I use MongoDB almost daily as part of my data analytics workflow. It's a great tool for data collection and aggregation before you process the data into structured information. Until today, I was running an instance of MongoDB as a standalone server with no backups. This is mostly fine if you have other ways to back up the data, but I decided to enable replication for increased performance, reliability and peace of mind.

The process to convert a standalone instance to a replicated set is pretty straightforward, but I did encounter a few pitfalls which are mentioned below:

  • Set the priority of the instance you want to be primary higher than any other hosts. This can be specified in the call to rs.initiate() or rs.reconfig() (as part of the argument) by passing in the modified configuration document.

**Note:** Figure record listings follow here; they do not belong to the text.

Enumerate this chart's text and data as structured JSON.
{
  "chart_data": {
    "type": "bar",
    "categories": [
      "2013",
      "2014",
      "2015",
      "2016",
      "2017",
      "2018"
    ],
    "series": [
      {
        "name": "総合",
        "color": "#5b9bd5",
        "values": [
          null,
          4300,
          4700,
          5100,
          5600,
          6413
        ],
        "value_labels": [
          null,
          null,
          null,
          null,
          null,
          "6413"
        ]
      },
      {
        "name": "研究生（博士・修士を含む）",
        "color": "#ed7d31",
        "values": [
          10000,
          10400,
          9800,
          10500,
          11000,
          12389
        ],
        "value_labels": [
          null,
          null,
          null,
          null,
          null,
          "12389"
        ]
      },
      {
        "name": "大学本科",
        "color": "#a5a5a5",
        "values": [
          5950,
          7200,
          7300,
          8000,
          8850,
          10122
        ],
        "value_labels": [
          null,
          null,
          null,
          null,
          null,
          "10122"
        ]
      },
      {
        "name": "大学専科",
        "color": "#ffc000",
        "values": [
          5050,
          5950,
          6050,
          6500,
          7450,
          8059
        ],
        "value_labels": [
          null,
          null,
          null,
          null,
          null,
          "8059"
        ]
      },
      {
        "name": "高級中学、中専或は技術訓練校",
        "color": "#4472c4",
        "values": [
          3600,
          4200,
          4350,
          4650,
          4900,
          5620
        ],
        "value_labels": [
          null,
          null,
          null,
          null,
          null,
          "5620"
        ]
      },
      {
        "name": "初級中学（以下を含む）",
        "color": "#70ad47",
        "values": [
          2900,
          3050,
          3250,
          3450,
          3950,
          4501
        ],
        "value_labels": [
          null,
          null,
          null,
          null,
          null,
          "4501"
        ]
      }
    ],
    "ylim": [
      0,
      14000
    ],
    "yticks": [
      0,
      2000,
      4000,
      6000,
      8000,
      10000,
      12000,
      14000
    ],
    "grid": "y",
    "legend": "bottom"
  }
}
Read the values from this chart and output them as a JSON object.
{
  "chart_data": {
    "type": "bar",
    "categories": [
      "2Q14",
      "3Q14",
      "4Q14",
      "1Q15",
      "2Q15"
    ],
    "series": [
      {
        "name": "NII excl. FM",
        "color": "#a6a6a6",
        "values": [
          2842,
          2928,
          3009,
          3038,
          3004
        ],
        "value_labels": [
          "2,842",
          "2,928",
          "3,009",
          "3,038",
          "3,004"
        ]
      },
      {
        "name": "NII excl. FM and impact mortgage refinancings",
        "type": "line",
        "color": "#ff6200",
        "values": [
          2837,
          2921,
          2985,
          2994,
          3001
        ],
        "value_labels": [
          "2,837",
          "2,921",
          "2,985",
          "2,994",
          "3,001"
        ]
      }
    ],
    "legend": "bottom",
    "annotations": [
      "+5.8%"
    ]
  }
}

  • Make sure the hostname() value matches what you specify in the configuration for all hosts - primary and secondary. For example, if hostname() returns myhost and you specify myhost.somedomain.com, it is likely not going to work. A quick workaround is to modify the /etc/hosts file to make myhost point to the right IP address.

  • Re-directing a public port to a different internal port (a common occurence if you're on Windows Azure) confuses MongoDB. Make sure you map public port 27017 to private port 27017. This took me some time to figure out. By the way, MongoDB uses TCP.

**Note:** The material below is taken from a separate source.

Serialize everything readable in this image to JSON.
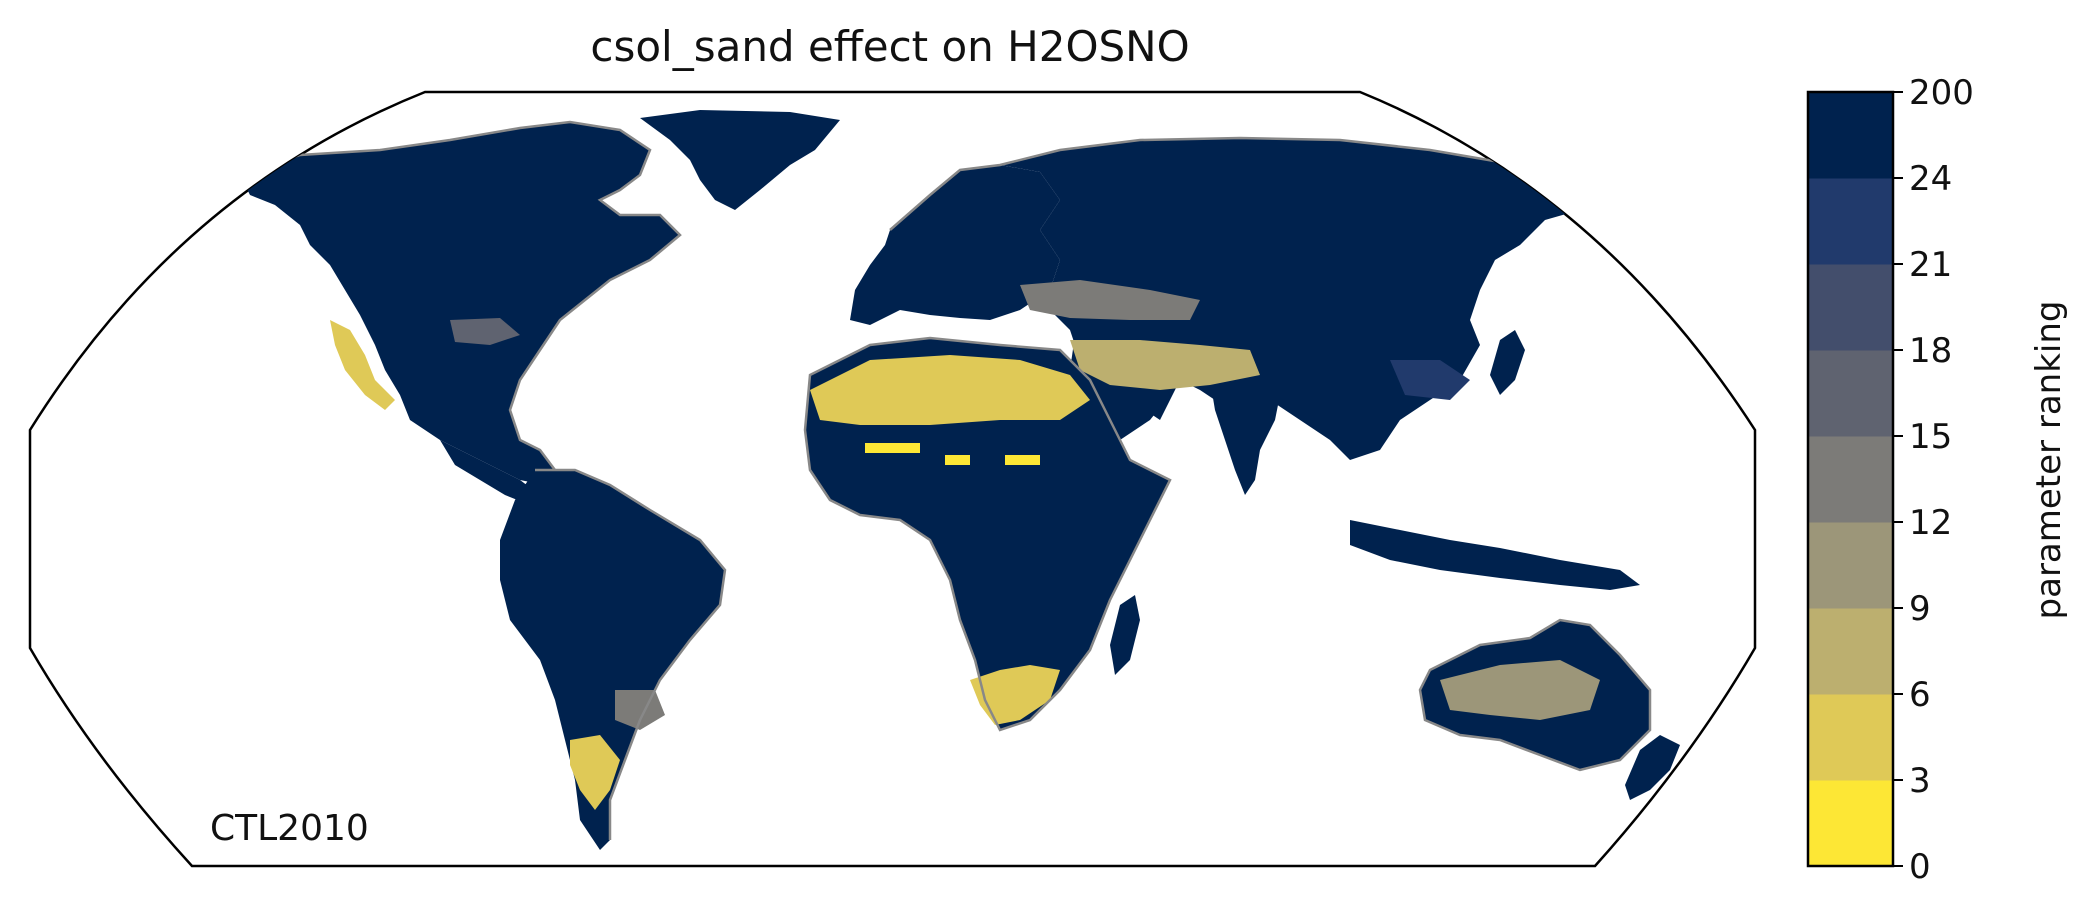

  • You have to use keyFile for authentication. The credentials you created after enabling auth will still work on the primary (original standalone) but you need to disable the auth option in the configuration and restart MongoDB.

  • The file that keyFile points to must have the right permissions. Give mongodb user ownership of the file (chown mongodb /path/to/file) and lock it down by issuing chmod og-rxw /path/to/file.

  • If the instance you want as primary ends up being selected as secondary, changes the priorities as mentioned above and then do a rs.reconfig(conf, {force: true}. This will work if the (unwanted) primary is currently down. Otherwise, follow instructions in this document.

After messing with these configurations (and then some), replication seems to be in progress. Keeping my fingers crosses for smooth sailing from this point on.